Reputation: 1975
I'm working with git on two different branches at the same time (ex feature/feature_1
and feature/feature_2
)
On feature/feature_1
, I started from the master, and I already pushed some commits (but not merged).
For feature/feature_2
, I wanted to start from master as well, but unfortunately, I started from feature/feature_1
, and I didn't notice it at the beginning, and I pushed some commits.
So on feature/feature_2
I have every commit from feature/feature_1
(that I don't want on this branch), plus some other commits that I want to keep.

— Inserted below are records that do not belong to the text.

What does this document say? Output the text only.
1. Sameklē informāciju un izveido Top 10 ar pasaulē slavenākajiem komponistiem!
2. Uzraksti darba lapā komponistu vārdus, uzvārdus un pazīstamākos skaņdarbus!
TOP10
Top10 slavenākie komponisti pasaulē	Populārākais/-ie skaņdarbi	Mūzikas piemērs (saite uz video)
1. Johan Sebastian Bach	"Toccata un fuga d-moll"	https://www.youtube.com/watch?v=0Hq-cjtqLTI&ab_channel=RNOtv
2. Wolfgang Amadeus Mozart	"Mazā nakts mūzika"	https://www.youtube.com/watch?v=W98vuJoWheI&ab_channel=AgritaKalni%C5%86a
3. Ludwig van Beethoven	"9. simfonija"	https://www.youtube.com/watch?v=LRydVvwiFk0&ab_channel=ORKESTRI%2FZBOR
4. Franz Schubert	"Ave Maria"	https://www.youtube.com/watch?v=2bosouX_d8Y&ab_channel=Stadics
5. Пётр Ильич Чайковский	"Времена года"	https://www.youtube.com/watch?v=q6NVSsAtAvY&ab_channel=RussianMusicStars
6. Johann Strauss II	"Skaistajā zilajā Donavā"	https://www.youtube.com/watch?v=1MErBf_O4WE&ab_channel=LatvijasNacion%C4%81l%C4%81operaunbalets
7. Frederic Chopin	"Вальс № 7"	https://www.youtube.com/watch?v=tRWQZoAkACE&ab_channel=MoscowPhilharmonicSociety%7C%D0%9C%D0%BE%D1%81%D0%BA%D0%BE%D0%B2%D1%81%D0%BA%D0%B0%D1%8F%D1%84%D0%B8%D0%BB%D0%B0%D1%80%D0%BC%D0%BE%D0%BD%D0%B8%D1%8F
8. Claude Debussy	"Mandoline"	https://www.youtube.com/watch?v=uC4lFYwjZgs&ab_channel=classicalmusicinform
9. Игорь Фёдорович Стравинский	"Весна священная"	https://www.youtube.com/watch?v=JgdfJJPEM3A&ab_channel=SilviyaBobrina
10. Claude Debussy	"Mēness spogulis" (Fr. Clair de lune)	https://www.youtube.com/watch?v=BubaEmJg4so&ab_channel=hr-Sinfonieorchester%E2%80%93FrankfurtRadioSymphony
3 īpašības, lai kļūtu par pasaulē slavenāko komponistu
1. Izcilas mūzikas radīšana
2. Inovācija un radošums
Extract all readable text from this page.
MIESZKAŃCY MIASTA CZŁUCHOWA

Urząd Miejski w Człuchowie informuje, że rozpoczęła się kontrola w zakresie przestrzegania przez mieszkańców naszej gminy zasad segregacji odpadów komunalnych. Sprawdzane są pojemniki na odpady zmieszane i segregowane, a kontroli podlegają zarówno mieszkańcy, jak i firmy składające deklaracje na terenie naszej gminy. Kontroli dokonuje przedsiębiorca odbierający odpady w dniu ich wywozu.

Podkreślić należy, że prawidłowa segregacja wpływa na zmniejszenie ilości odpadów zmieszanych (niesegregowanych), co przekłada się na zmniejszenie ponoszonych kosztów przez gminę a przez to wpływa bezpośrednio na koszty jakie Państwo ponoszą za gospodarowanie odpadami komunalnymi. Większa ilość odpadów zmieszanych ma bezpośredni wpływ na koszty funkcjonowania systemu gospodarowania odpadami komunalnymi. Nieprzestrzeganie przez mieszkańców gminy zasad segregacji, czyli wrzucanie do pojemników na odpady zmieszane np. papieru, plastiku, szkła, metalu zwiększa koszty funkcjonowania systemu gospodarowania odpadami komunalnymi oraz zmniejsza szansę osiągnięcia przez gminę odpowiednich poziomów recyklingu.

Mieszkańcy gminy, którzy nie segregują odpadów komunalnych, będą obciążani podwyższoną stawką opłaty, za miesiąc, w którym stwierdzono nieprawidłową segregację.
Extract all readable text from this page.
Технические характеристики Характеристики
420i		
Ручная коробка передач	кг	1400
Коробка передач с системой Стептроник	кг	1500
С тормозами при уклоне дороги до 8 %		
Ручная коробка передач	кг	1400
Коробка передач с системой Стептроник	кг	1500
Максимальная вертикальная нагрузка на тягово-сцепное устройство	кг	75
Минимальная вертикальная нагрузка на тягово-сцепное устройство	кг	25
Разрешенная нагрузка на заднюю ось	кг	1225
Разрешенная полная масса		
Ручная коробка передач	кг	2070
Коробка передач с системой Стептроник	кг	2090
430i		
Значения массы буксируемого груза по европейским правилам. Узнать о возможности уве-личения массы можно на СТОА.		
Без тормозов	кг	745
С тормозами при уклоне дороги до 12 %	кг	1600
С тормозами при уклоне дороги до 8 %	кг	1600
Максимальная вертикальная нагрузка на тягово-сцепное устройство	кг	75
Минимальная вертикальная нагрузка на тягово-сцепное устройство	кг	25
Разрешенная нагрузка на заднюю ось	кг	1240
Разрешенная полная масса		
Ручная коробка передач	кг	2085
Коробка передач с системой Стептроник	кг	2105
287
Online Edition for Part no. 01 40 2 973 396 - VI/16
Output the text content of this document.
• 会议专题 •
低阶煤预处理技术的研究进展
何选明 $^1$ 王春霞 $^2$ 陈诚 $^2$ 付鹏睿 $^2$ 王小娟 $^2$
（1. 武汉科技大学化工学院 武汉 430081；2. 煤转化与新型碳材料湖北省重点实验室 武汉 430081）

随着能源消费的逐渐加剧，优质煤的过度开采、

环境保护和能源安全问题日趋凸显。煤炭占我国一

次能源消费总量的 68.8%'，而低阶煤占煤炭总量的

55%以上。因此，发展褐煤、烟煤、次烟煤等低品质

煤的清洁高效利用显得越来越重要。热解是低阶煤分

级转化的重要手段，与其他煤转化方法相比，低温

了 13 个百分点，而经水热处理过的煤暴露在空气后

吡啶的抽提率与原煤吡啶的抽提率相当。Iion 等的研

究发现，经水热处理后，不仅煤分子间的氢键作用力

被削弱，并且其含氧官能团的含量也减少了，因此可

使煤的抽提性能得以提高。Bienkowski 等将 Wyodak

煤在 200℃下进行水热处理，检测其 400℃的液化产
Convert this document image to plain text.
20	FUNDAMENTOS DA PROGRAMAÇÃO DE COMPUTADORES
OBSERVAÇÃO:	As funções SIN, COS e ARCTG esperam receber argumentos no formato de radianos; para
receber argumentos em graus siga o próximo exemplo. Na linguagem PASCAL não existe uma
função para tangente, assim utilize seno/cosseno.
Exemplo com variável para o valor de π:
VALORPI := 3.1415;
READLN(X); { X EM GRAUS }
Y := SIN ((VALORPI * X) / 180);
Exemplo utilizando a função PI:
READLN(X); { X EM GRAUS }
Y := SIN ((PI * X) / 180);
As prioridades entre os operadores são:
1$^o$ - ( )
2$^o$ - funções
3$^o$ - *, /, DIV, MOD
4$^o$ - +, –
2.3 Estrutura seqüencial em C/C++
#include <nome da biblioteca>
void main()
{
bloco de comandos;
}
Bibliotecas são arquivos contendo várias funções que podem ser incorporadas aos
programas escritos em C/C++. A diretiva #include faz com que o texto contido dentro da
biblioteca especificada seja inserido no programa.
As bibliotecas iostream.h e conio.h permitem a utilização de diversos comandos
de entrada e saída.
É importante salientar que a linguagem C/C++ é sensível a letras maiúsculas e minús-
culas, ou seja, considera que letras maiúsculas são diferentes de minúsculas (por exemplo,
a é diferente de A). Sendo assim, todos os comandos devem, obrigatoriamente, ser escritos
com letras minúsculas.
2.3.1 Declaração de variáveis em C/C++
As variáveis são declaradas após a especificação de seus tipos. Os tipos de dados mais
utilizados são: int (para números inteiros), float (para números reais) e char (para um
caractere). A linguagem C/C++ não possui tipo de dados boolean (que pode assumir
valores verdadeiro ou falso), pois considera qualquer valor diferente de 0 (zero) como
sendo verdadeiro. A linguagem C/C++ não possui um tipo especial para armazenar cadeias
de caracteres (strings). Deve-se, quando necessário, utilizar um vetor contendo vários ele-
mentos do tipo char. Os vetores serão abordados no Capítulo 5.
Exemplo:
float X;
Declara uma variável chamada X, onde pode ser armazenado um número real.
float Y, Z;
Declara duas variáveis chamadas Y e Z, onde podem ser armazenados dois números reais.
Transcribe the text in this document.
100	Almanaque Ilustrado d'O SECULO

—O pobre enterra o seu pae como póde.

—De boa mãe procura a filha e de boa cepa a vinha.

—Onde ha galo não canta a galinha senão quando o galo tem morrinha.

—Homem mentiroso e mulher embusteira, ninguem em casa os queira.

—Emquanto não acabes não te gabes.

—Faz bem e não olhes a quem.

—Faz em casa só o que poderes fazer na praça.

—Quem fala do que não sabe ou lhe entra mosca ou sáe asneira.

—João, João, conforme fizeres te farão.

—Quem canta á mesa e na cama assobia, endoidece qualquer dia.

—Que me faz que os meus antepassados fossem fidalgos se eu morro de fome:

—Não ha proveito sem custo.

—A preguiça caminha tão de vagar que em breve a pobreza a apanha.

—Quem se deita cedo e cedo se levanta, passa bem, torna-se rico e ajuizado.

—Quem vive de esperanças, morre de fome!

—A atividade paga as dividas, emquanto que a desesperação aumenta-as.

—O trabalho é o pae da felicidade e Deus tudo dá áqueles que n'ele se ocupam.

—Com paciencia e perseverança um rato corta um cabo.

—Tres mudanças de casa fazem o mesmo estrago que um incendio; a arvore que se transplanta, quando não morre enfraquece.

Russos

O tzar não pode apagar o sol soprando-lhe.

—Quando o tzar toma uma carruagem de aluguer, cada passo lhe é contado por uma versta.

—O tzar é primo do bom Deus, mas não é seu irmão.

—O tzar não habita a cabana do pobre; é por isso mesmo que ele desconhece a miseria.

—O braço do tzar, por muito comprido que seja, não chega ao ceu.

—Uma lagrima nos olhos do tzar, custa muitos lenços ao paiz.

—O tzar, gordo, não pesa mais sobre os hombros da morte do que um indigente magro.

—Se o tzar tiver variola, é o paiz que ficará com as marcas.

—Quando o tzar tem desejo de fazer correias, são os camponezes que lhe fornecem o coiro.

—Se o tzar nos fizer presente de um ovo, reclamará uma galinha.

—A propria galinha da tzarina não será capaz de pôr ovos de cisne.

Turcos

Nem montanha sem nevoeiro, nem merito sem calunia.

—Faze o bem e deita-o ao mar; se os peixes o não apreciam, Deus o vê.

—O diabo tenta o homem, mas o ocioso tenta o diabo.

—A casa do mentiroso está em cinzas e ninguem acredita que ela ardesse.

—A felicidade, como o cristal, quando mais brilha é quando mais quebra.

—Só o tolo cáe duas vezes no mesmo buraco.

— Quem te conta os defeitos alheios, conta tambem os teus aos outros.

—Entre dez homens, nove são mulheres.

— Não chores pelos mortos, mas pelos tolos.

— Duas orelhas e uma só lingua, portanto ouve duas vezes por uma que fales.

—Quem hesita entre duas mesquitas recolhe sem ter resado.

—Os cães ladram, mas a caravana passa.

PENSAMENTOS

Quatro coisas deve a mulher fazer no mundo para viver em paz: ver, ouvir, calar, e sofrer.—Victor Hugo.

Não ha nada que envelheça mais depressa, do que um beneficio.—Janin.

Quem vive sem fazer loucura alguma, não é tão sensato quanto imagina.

How can I "remove" the commit from feature_1
that I have on feature_2
, without deleting the work I have already done on feature_2
.
I would point out that both branches are already pushed but are not merged yet, and have nothing in common.
Thanks
Upvotes: 1
Views: 114
Reputation: 30297
The easiest way:
git rebase --onto master feature/feature_1 feature/feature_2
That's it
Upvotes: 4
Reputation: 225172
Checkout feature_2
:
$ git checkout feature/feature_2
Do an interactive rebase against master:
$ git rebase -i master
Delete all of the commits you don't want on feature_2
in the editor that comes up, then save and exit.
You'll need to force push your branch if you need others to see the changes - this operation is changing history.